From The New York Times:

Published: January 25, 2011

Each year, federal inspectors find illegal levels of antibiotics in hundreds of older dairy cows bound for the slaughterhouse. Concerned that those antibiotics might also be contaminating the milk Americans drink, the Food and Drug Administration intended to begin tests this month on the milk from farms that had repeatedly sold cows tainted by drug residue.

But the testing plan met with fierce protest from the dairy industry, which said that it could force farmers to needlessly dump millions of gallons of milk while they waited for test results. Industry officials and state regulators said the testing program was poorly conceived and could lead to costly recalls that could be avoided with a better plan for testing.

In response, the F.D.A. postponed the testing, and now the two sides are sparring over how much danger the antibiotics pose and the best way to ensure that the drugs do not end up in the milk supply.

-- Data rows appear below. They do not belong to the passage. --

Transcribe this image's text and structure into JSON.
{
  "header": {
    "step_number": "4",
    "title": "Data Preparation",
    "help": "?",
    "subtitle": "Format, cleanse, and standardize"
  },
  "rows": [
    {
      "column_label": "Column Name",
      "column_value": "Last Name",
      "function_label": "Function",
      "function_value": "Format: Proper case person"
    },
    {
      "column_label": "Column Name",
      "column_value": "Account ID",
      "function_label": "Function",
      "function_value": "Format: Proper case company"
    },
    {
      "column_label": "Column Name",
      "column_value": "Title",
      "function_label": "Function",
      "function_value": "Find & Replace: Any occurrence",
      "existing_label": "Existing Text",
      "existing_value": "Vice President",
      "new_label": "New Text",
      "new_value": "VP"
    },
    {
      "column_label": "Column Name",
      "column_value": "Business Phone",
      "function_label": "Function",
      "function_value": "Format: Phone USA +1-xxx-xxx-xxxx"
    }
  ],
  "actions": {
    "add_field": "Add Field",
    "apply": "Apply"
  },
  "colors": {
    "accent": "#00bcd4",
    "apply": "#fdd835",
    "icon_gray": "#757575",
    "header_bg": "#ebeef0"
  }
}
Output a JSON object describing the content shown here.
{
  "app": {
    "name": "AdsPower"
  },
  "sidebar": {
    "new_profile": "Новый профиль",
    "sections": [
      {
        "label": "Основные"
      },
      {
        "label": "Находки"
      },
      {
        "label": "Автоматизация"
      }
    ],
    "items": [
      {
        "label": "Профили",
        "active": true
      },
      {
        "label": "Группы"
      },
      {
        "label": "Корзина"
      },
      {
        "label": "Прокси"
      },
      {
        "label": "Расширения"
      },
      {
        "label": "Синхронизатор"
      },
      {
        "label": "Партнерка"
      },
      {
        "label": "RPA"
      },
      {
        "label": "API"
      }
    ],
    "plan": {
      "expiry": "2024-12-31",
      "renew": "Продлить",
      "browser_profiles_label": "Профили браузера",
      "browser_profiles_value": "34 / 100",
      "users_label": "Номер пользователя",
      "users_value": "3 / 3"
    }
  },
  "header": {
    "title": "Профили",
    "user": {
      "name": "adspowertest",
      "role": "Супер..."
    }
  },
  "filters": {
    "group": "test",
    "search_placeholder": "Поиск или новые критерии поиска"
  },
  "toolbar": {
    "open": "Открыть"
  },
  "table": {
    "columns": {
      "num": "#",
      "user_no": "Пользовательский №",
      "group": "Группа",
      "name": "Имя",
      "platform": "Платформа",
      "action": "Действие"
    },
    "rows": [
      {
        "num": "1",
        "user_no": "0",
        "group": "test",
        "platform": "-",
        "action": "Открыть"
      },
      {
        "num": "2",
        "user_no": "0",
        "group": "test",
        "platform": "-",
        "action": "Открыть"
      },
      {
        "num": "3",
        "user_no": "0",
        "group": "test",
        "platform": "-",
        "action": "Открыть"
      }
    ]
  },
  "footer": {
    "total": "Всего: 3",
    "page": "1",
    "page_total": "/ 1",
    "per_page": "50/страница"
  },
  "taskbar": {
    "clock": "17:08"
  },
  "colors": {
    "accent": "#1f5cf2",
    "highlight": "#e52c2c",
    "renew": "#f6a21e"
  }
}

“What has been served up, up to this point, by Food and Drug has been potentially very damaging to innocent dairy farmers,” said John J. Wilson, a senior vice president for Dairy Farmers of America, the nation’s largest dairy cooperative. He said that that the nation’s milk was safe and that there was little reason to think that the slaughterhouse findings would be replicated in tests of the milk supply.

But food safety advocates said that the F.D.A.’s preliminary findings raised issues about the possible overuse of antibiotics in livestock, which many fear could undermine the effectiveness of drugs to combat human illnesses.